Parece que la administración continúa bajo la presión de algunos demócratas influyentes en el Congreso. El senador Bob Menendez (D-NJ), presidente del Comité de Asuntos Exteriores del Senado, dijo que "alentó" a la administración a "intensificar" sus esfuerzos contra el oleoducto, y señaló el apoyo bipartidista para sanciones adicionales.

Aunque existe oposición en Europa al Nord Stream 2 (especialmente en Ucrania, Polonia y otros países de Europa del Este), el proyecto goza de un apoyo considerable y de un resentimiento creciente por las tácticas estadounidenses. Este último desarrollo es particularmente visible en Alemania. El ex canciller Gerhard Schroeder es el presidente de la junta del consorcio Nord Stream 2, lo que refleja la importancia económica que los miembros de la élite política y económica alemana otorgan al proyecto. El gobierno de Angela Merkel ha mantenido su compromiso con Nord Stream 2 a pesar de la presión de Estados Unidos, y otros alemanes influyentes han denunciado los pedidos de Estados Unidos de sanciones duras.

El presidente alemán, Frank-Walter Steinmeier, defendió el gasoducto y dijo que las ventas de energía eran “uno de los últimos puentes entre Rusia y Europa”. Otros funcionarios alemanes señalan que Alemania Occidental importó gas de la Unión Soviética totalitaria durante la era de la Guerra Fría, y afirman que Moscú depende más de la exportación de gas que Estados Unidos. La Federación de Industrias Alemanas (BDI) advirtió que las sanciones de Estados Unidos contra las empresas que participan en el proyecto Nord Stream 2 están creando un "serio estrés" para la asociación transatlántica. El ministro de Relaciones Exteriores, Heiko Maas, y otros han acusado a Estados Unidos de invadir la soberanía europea y alemana, y dicen que Europa puede decidir sus fuentes de energía por sí misma. Oliver Hermes, jefe de la comisión parlamentaria para Europa del Este, dijo que las amenazas de Estados Unidos marcaron "un mínimo increíble" en la relación transatlántica. Gerhard Schroeder incluso pidió "sanciones de represalia" contra Estados Unidos.

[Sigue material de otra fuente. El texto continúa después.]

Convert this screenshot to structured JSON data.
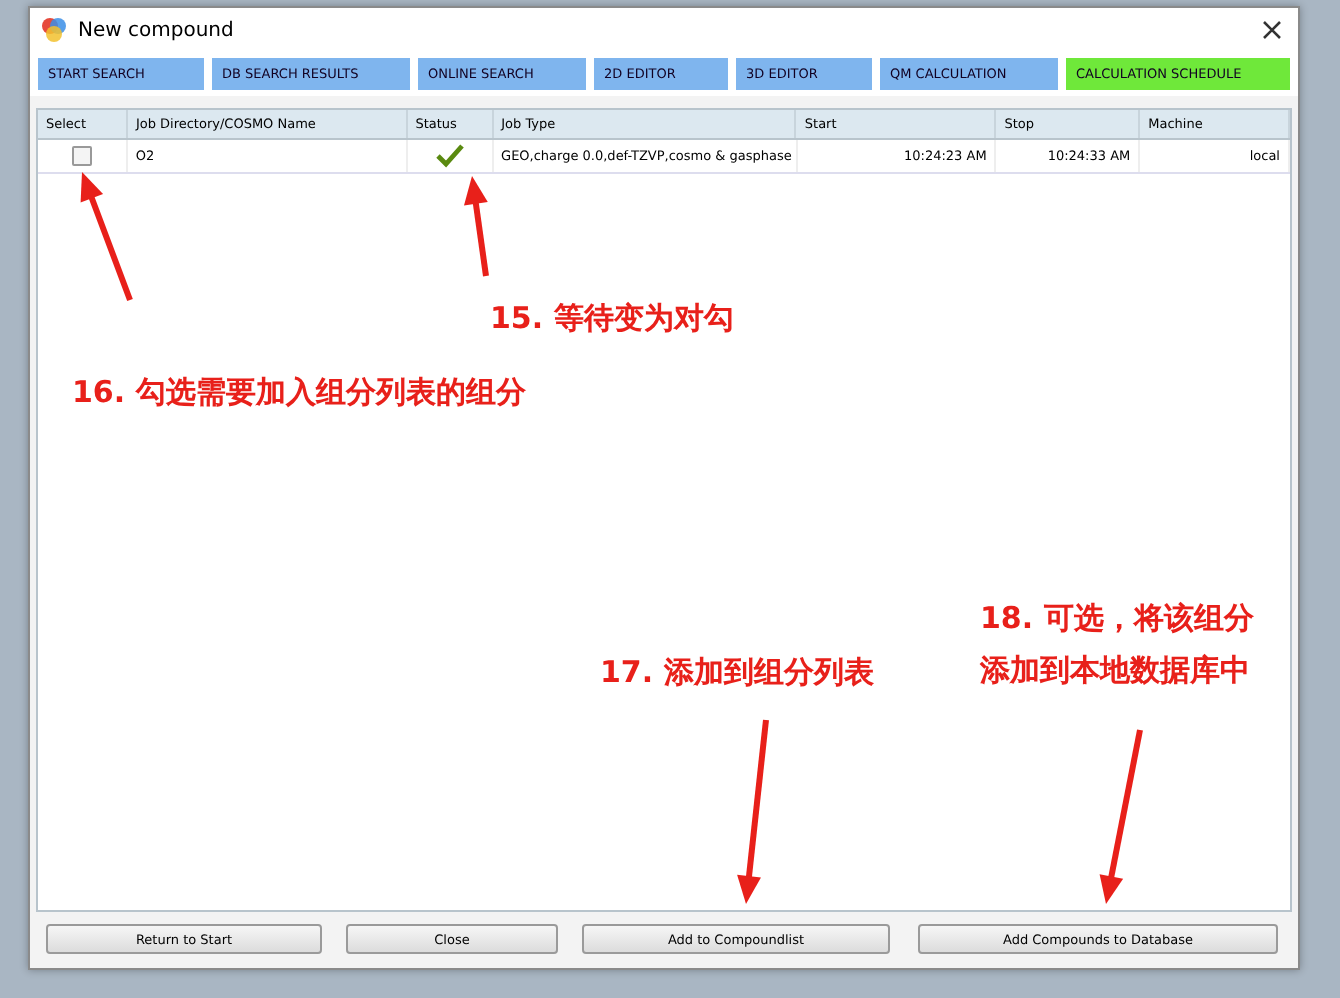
{
  "window": {
    "title": "New compound"
  },
  "tabs": [
    {
      "label": "START SEARCH",
      "selected": false
    },
    {
      "label": "DB SEARCH RESULTS",
      "selected": false
    },
    {
      "label": "ONLINE SEARCH",
      "selected": false
    },
    {
      "label": "2D EDITOR",
      "selected": false
    },
    {
      "label": "3D EDITOR",
      "selected": false
    },
    {
      "label": "QM CALCULATION",
      "selected": false
    },
    {
      "label": "CALCULATION SCHEDULE",
      "selected": true
    }
  ],
  "table": {
    "columns": [
      "Select",
      "Job Directory/COSMO Name",
      "Status",
      "Job Type",
      "Start",
      "Stop",
      "Machine"
    ],
    "rows": [
      {
        "checked": false,
        "name": "O2",
        "completed": true,
        "job_type": "GEO,charge 0.0,def-TZVP,cosmo & gasphase",
        "start": "10:24:23 AM",
        "stop": "10:24:33 AM",
        "machine": "local"
      }
    ]
  },
  "buttons": [
    "Return to Start",
    "Close",
    "Add to Compoundlist",
    "Add Compounds to Database"
  ],
  "annotations": [
    {
      "text": "15. 等待变为对勾"
    },
    {
      "text": "16. 勾选需要加入组分列表的组分"
    },
    {
      "text": "17. 添加到组分列表"
    },
    {
      "text": "18. 可选，将该组分"
    },
    {
      "text": "添加到本地数据库中"
    }
  ]
}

Washington debe abandonar sus esfuerzos por torpedear Nord Stream 2. Depende de los europeos decidir si este gasoducto es una buena o una mala idea desde el punto de vista de los intereses europeos. El tío Sam debe dejar de actuar como un hermano mayor autoritario que trata a Alemania y a otros aliados como incapaces de tomar sus propias decisiones sobre estos asuntos. Si el ejercicio de una cruda presión para obligar a los países a ajustarse a las preferencias de Washington es lo que el presidente Biden tenía en mente cuando dijo que "Estados Unidos está de vuelta" y que está comprometido a restaurar el "liderazgo" estadounidense sobre la alianza transatlántica, aliados importantes, en particular Alemania, podrían llegar a culpar a la nueva administración tanto como a su predecesora.